The pass is 500 m wide; however, the navigable channel narrows to 100 m, and is awash with whirlpools, eddies, overfalls, rips and counter-currents. With care, a vessel can navigate the pass within an hour either side of slack water.

A prudent mariner will time their passage through here to coincide with a change of tidal stream, when counter-currents and whirlpools lessen.

Warning 1: Tidal stream times are approximate only. Slack water, if it occurs at all, is brief

Warning 2: It is dangerous to attempt it under sail

Warning 3: It is very dangerous to try it against the stream, unless the boat can travel at at least 8 knots under engine power

At night, the lighthouse on the mainland has a white and a red sector on both sides (identification F WR). If a boat is on the correct course, the white sector is visible, if you leave this sector, the red light becomes visible. The range of the red light is 10 nmi, and that of the white light 17 nmi. The red sector is obscured in Waikawa Bay by Two Island Point. The beacon on the reef emits a white glow every 1.5 seconds (identification F W), with a range of 4 nmi.

A note on nautical chart NZ6151 directs mariners to provide an “All ships, all ships” warning to other vessels on channel 16 VHF ten minutes prior to entering the pass, stating the direction of travel. The warning helps to prevent a boat meeting another one coming from the opposite direction, especially as it is not possible to see others approaching when travelling from the north east in time to avoid collision.

The approach from the south west is through an area called the Current Basin. A shallow area, called Middle Bank, is marked with a green buoy, and this should be kept to port heading towards the pass, and starboard heading away from it. The position and depth of Middle Bank is liable to change.

Fisherman or Coutre Pass at the northern end of the reef should only be attempted with local knowledge.

== French Pass Reef Beacon ==

The lighthouse's companion beacon located across the channel on the edge of the reef, at latitude -40.922931 longitude 173.833739. Its structure is cylindrical concrete turret, painted white. It stands at 5 m high, and at night emits a white glow every 1.5 seconds, with a range of 4 nmi.

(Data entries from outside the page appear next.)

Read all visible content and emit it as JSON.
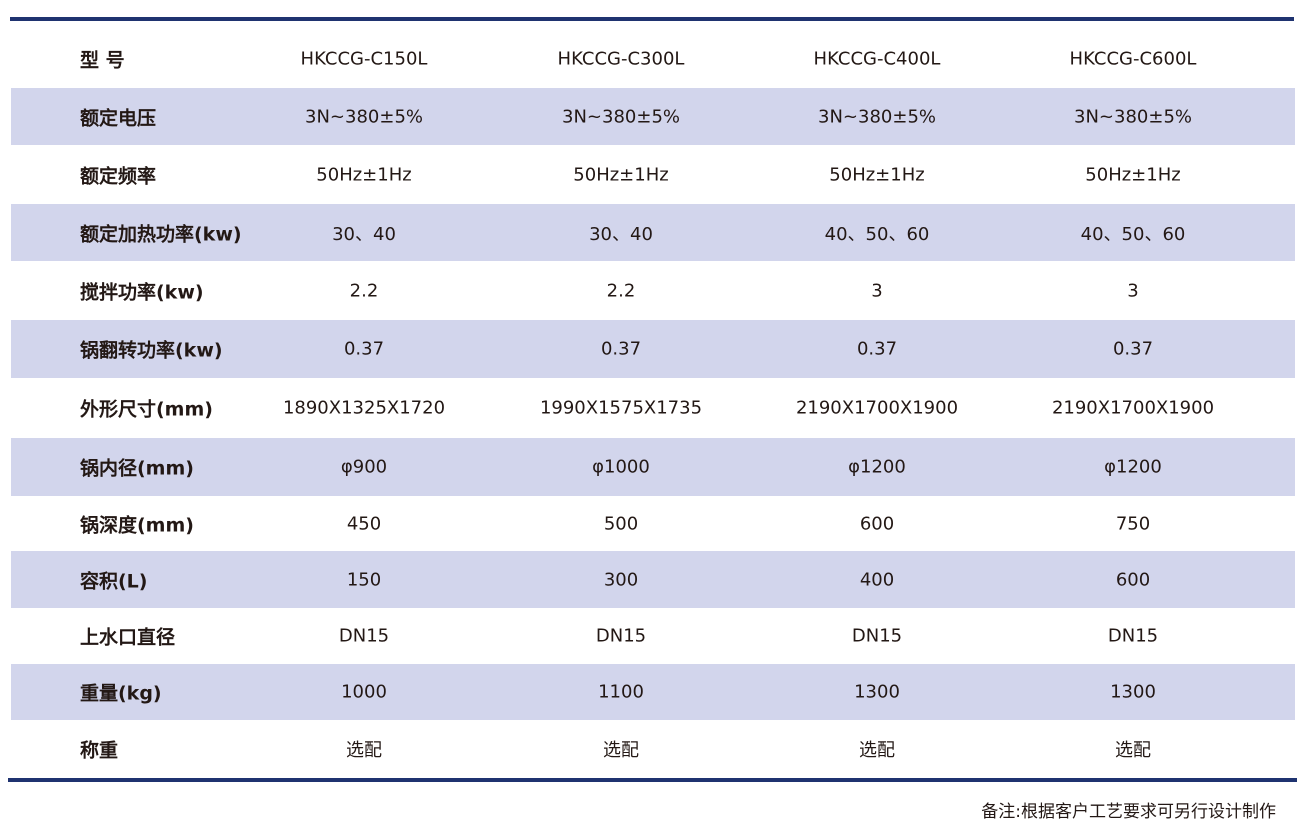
{
  "colors": {
    "rule": "#1f3370",
    "shade": "#d2d5ec"
  },
  "rows": [
    {
      "label": "型 号",
      "values": [
        "HKCCG-C150L",
        "HKCCG-C300L",
        "HKCCG-C400L",
        "HKCCG-C600L"
      ]
    },
    {
      "label": "额定电压",
      "values": [
        "3N~380±5%",
        "3N~380±5%",
        "3N~380±5%",
        "3N~380±5%"
      ]
    },
    {
      "label": "额定频率",
      "values": [
        "50Hz±1Hz",
        "50Hz±1Hz",
        "50Hz±1Hz",
        "50Hz±1Hz"
      ]
    },
    {
      "label": "额定加热功率(kw)",
      "values": [
        "30、40",
        "30、40",
        "40、50、60",
        "40、50、60"
      ]
    },
    {
      "label": "搅拌功率(kw)",
      "values": [
        "2.2",
        "2.2",
        "3",
        "3"
      ]
    },
    {
      "label": "锅翻转功率(kw)",
      "values": [
        "0.37",
        "0.37",
        "0.37",
        "0.37"
      ]
    },
    {
      "label": "外形尺寸(mm)",
      "values": [
        "1890X1325X1720",
        "1990X1575X1735",
        "2190X1700X1900",
        "2190X1700X1900"
      ]
    },
    {
      "label": "锅内径(mm)",
      "values": [
        "φ900",
        "φ1000",
        "φ1200",
        "φ1200"
      ]
    },
    {
      "label": "锅深度(mm)",
      "values": [
        "450",
        "500",
        "600",
        "750"
      ]
    },
    {
      "label": "容积(L)",
      "values": [
        "150",
        "300",
        "400",
        "600"
      ]
    },
    {
      "label": "上水口直径",
      "values": [
        "DN15",
        "DN15",
        "DN15",
        "DN15"
      ]
    },
    {
      "label": "重量(kg)",
      "values": [
        "1000",
        "1100",
        "1300",
        "1300"
      ]
    },
    {
      "label": "称重",
      "values": [
        "选配",
        "选配",
        "选配",
        "选配"
      ]
    }
  ],
  "note": "备注:根据客户工艺要求可另行设计制作"
}
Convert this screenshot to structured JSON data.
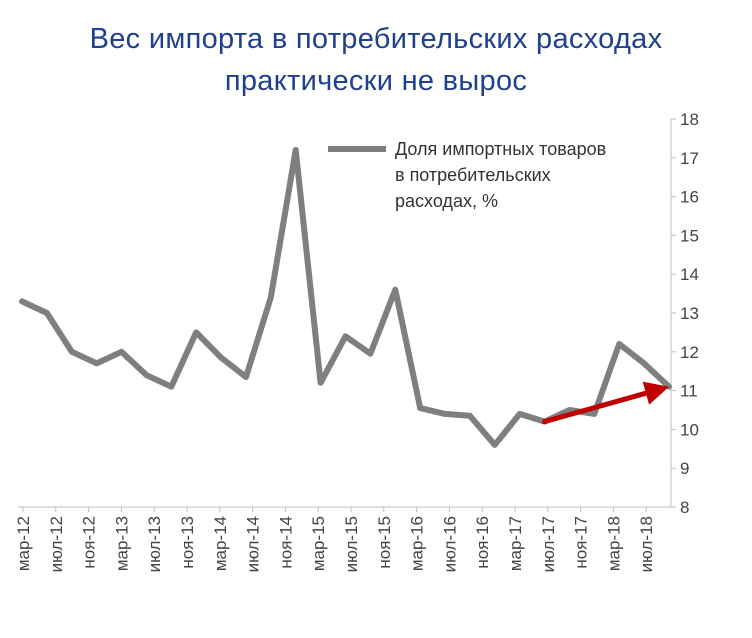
{
  "chart_data": {
    "type": "line",
    "title_lines": [
      "Вес импорта в потребительских расходах",
      "практически не вырос"
    ],
    "x": [
      "мар-12",
      "июл-12",
      "ноя-12",
      "мар-13",
      "июл-13",
      "ноя-13",
      "мар-14",
      "июл-14",
      "ноя-14",
      "мар-15",
      "июл-15",
      "ноя-15",
      "мар-16",
      "июл-16",
      "ноя-16",
      "мар-17",
      "июл-17",
      "ноя-17",
      "мар-18",
      "июл-18"
    ],
    "series": [
      {
        "name_lines": [
          "Доля импортных товаров",
          "в потребительских",
          "расходах, %"
        ],
        "color": "#7f7f7f",
        "points": [
          {
            "t": 0,
            "v": 13.3
          },
          {
            "t": 1,
            "v": 13.0
          },
          {
            "t": 2,
            "v": 12.0
          },
          {
            "t": 3,
            "v": 11.7
          },
          {
            "t": 4,
            "v": 12.0
          },
          {
            "t": 5,
            "v": 11.4
          },
          {
            "t": 6,
            "v": 11.1
          },
          {
            "t": 7,
            "v": 12.5
          },
          {
            "t": 8,
            "v": 11.85
          },
          {
            "t": 9,
            "v": 11.35
          },
          {
            "t": 10,
            "v": 13.4
          },
          {
            "t": 11,
            "v": 17.2
          },
          {
            "t": 12,
            "v": 11.2
          },
          {
            "t": 13,
            "v": 12.4
          },
          {
            "t": 14,
            "v": 11.95
          },
          {
            "t": 15,
            "v": 13.6
          },
          {
            "t": 16,
            "v": 10.55
          },
          {
            "t": 17,
            "v": 10.4
          },
          {
            "t": 18,
            "v": 10.35
          },
          {
            "t": 19,
            "v": 9.6
          },
          {
            "t": 20,
            "v": 10.4
          },
          {
            "t": 21,
            "v": 10.2
          },
          {
            "t": 22,
            "v": 10.5
          },
          {
            "t": 23,
            "v": 10.4
          },
          {
            "t": 24,
            "v": 12.2
          },
          {
            "t": 25,
            "v": 11.7
          },
          {
            "t": 26,
            "v": 11.1
          }
        ]
      }
    ],
    "trend_arrow": {
      "from": {
        "t": 21,
        "v": 10.2
      },
      "to": {
        "t": 26,
        "v": 11.1
      },
      "color": "#c00000"
    },
    "y_axis": {
      "position": "right",
      "min": 8,
      "max": 18,
      "ticks": [
        8,
        9,
        10,
        11,
        12,
        13,
        14,
        15,
        16,
        17,
        18
      ]
    },
    "legend_position": "top-right",
    "grid": false
  }
}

Its formal identifiers are ARLHS: NZL-069 - Admiralty: K4240 - NGA: 5032.

== History ==
From 1854 to 1880 the only navigational aid that sailors had going through the pass was an iron perch erected on the end of the reef.  In 1881, that was replaced with a concrete beacon. By this time, passenger and mail steamers regularly took a shortcut through the pass, at night, when travelling between Nelson and Wellington.

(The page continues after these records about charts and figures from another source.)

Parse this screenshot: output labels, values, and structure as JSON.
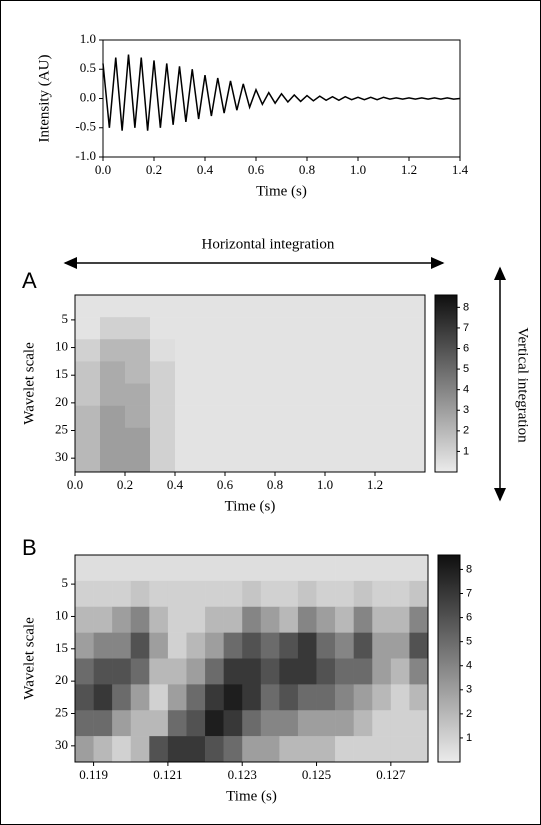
{
  "chart_data": [
    {
      "type": "line",
      "color": "#000000",
      "xlabel": "Time (s)",
      "ylabel": "Intensity (AU)",
      "x": [
        0,
        0.025,
        0.05,
        0.075,
        0.1,
        0.125,
        0.15,
        0.175,
        0.2,
        0.225,
        0.25,
        0.275,
        0.3,
        0.325,
        0.35,
        0.375,
        0.4,
        0.425,
        0.45,
        0.475,
        0.5,
        0.525,
        0.55,
        0.575,
        0.6,
        0.625,
        0.65,
        0.675,
        0.7,
        0.725,
        0.75,
        0.775,
        0.8,
        0.825,
        0.85,
        0.875,
        0.9,
        0.925,
        0.95,
        0.975,
        1,
        1.025,
        1.05,
        1.075,
        1.1,
        1.125,
        1.15,
        1.175,
        1.2,
        1.225,
        1.25,
        1.275,
        1.3,
        1.325,
        1.35,
        1.375,
        1.4
      ],
      "values": [
        0.6,
        -0.5,
        0.7,
        -0.55,
        0.75,
        -0.5,
        0.7,
        -0.55,
        0.65,
        -0.5,
        0.6,
        -0.45,
        0.55,
        -0.4,
        0.5,
        -0.35,
        0.4,
        -0.3,
        0.35,
        -0.25,
        0.3,
        -0.2,
        0.25,
        -0.15,
        0.15,
        -0.1,
        0.1,
        -0.08,
        0.08,
        -0.06,
        0.06,
        -0.05,
        0.05,
        -0.04,
        0.04,
        -0.03,
        0.03,
        -0.03,
        0.03,
        -0.02,
        0.02,
        -0.02,
        0.02,
        -0.02,
        0.02,
        -0.01,
        0.01,
        -0.01,
        0.01,
        -0.01,
        0.01,
        -0.01,
        0.01,
        -0.01,
        0.01,
        -0.01,
        0
      ],
      "xlim": [
        0,
        1.4
      ],
      "ylim": [
        -1,
        1
      ],
      "xticks": [
        {
          "value": 0,
          "label": "0.0"
        },
        {
          "value": 0.2,
          "label": "0.2"
        },
        {
          "value": 0.4,
          "label": "0.4"
        },
        {
          "value": 0.6,
          "label": "0.6"
        },
        {
          "value": 0.8,
          "label": "0.8"
        },
        {
          "value": 1,
          "label": "1.0"
        },
        {
          "value": 1.2,
          "label": "1.2"
        },
        {
          "value": 1.4,
          "label": "1.4"
        }
      ],
      "yticks": [
        {
          "value": -1,
          "label": "-1.0"
        },
        {
          "value": -0.5,
          "label": "-0.5"
        },
        {
          "value": 0,
          "label": "0.0"
        },
        {
          "value": 0.5,
          "label": "0.5"
        },
        {
          "value": 1,
          "label": "1.0"
        }
      ]
    },
    {
      "type": "heatmap",
      "panel_label": "A",
      "xlabel": "Time (s)",
      "ylabel": "Wavelet scale",
      "x": [
        0.05,
        0.15,
        0.25,
        0.35,
        0.45,
        0.55,
        0.65,
        0.75,
        0.85,
        0.95,
        1.05,
        1.15,
        1.25,
        1.35
      ],
      "y": [
        2.5,
        6.5,
        10.5,
        14.5,
        18.5,
        22.5,
        26.5,
        30.5
      ],
      "values": [
        [
          0.3,
          0.3,
          0.3,
          0.3,
          0.3,
          0.3,
          0.3,
          0.3,
          0.3,
          0.3,
          0.3,
          0.3,
          0.3,
          0.3
        ],
        [
          0.3,
          1,
          1,
          0.3,
          0.3,
          0.3,
          0.3,
          0.3,
          0.3,
          0.3,
          0.3,
          0.3,
          0.3,
          0.3
        ],
        [
          1,
          2,
          2,
          0.5,
          0.3,
          0.3,
          0.3,
          0.3,
          0.3,
          0.3,
          0.3,
          0.3,
          0.3,
          0.3
        ],
        [
          1.5,
          2.5,
          2,
          1,
          0.3,
          0.3,
          0.3,
          0.3,
          0.3,
          0.3,
          0.3,
          0.3,
          0.3,
          0.3
        ],
        [
          1.5,
          2.5,
          2.5,
          1,
          0.3,
          0.3,
          0.3,
          0.3,
          0.3,
          0.3,
          0.3,
          0.3,
          0.3,
          0.3
        ],
        [
          2,
          3,
          2.5,
          1,
          0.3,
          0.3,
          0.3,
          0.3,
          0.3,
          0.3,
          0.3,
          0.3,
          0.3,
          0.3
        ],
        [
          2,
          3,
          3,
          1,
          0.3,
          0.3,
          0.3,
          0.3,
          0.3,
          0.3,
          0.3,
          0.3,
          0.3,
          0.3
        ],
        [
          2,
          3,
          3,
          1,
          0.3,
          0.3,
          0.3,
          0.3,
          0.3,
          0.3,
          0.3,
          0.3,
          0.3,
          0.3
        ]
      ],
      "xlim": [
        0,
        1.4
      ],
      "ylim": [
        32.5,
        0.5
      ],
      "zlim": [
        0,
        8.6
      ],
      "xticks": [
        {
          "value": 0,
          "label": "0.0"
        },
        {
          "value": 0.2,
          "label": "0.2"
        },
        {
          "value": 0.4,
          "label": "0.4"
        },
        {
          "value": 0.6,
          "label": "0.6"
        },
        {
          "value": 0.8,
          "label": "0.8"
        },
        {
          "value": 1,
          "label": "1.0"
        },
        {
          "value": 1.2,
          "label": "1.2"
        }
      ],
      "yticks": [
        5,
        10,
        15,
        20,
        25,
        30
      ],
      "zticks": [
        1,
        2,
        3,
        4,
        5,
        6,
        7,
        8
      ]
    },
    {
      "type": "heatmap",
      "panel_label": "B",
      "xlabel": "Time (s)",
      "ylabel": "Wavelet scale",
      "x": [
        0.11875,
        0.11925,
        0.11975,
        0.12025,
        0.12075,
        0.12125,
        0.12175,
        0.12225,
        0.12275,
        0.12325,
        0.12375,
        0.12425,
        0.12475,
        0.12525,
        0.12575,
        0.12625,
        0.12675,
        0.12725,
        0.12775
      ],
      "y": [
        2.5,
        6.5,
        10.5,
        14.5,
        18.5,
        22.5,
        26.5,
        30.5
      ],
      "values": [
        [
          0.5,
          0.5,
          0.5,
          0.5,
          0.5,
          0.5,
          0.5,
          0.5,
          0.5,
          0.5,
          0.5,
          0.5,
          0.5,
          0.5,
          0.5,
          0.5,
          0.5,
          0.5,
          0.5
        ],
        [
          1,
          1,
          1,
          1.5,
          1,
          1,
          1,
          1,
          1,
          1.5,
          1,
          1,
          1.5,
          1,
          1,
          1.5,
          1,
          1,
          1.5
        ],
        [
          2,
          2,
          3,
          4,
          2,
          1,
          1,
          2,
          2,
          4,
          3,
          2,
          4,
          3,
          2,
          4,
          2,
          2,
          4
        ],
        [
          3,
          4,
          4,
          6,
          3,
          1,
          2,
          3,
          5,
          6,
          5,
          6,
          7,
          5,
          4,
          6,
          3,
          3,
          6
        ],
        [
          5,
          6,
          6,
          5,
          2,
          2,
          3,
          5,
          7,
          7,
          6,
          7,
          7,
          6,
          5,
          5,
          3,
          2,
          4
        ],
        [
          6,
          7,
          5,
          3,
          1,
          3,
          5,
          7,
          8,
          7,
          5,
          6,
          5,
          5,
          4,
          3,
          2,
          1,
          2
        ],
        [
          5,
          5,
          3,
          2,
          2,
          5,
          6,
          8,
          7,
          5,
          4,
          4,
          3,
          3,
          3,
          2,
          1,
          1,
          1
        ],
        [
          3,
          2,
          1,
          2,
          6,
          7,
          7,
          6,
          5,
          3,
          3,
          2,
          2,
          2,
          1,
          1,
          1,
          1,
          1
        ]
      ],
      "xlim": [
        0.1185,
        0.128
      ],
      "ylim": [
        32.5,
        0.5
      ],
      "zlim": [
        0,
        8.6
      ],
      "xticks": [
        0.119,
        0.121,
        0.123,
        0.125,
        0.127
      ],
      "yticks": [
        5,
        10,
        15,
        20,
        25,
        30
      ],
      "zticks": [
        1,
        2,
        3,
        4,
        5,
        6,
        7,
        8
      ]
    }
  ],
  "annotations": {
    "horizontal": "Horizontal integration",
    "vertical": "Vertical integration"
  }
}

Despite the known dangers, it was not until 1892 that a ship's lamp was attached to the beacon, only to be struck shortly afterwards by a steamer, causing considerable damage to both the beacon and the boat. It was not until two years after that, that a lighthouse was constructed on the mainland side of the pass, facing towards the repaired beacon. A house for the lighthouse keeper was built on the cliff above with a connecting 100-step stairway to give access to the light.

On 1 October 1884 the lighthouse and beacon were officially lit.

In 1961, the lighthouse was automated, meaning the single lighthouse keeper no longer had to risk his life re-lighting the beacon light in a gale or replenishing it with oil at “slack tide”. The keeper was withdrawn in 1967.

== Access ==
Neither the lighthouse and its staircase, nor its companion beacon is open to the public; although they can be seen from a boat and there is a good lookout over French Pass a short walk from nearby Elmslie Bay Wharf.

== Operations ==
Like all lighthouses in New Zealand, both lights are remotely controlled by Maritime New Zealand from a central control room in Wellington.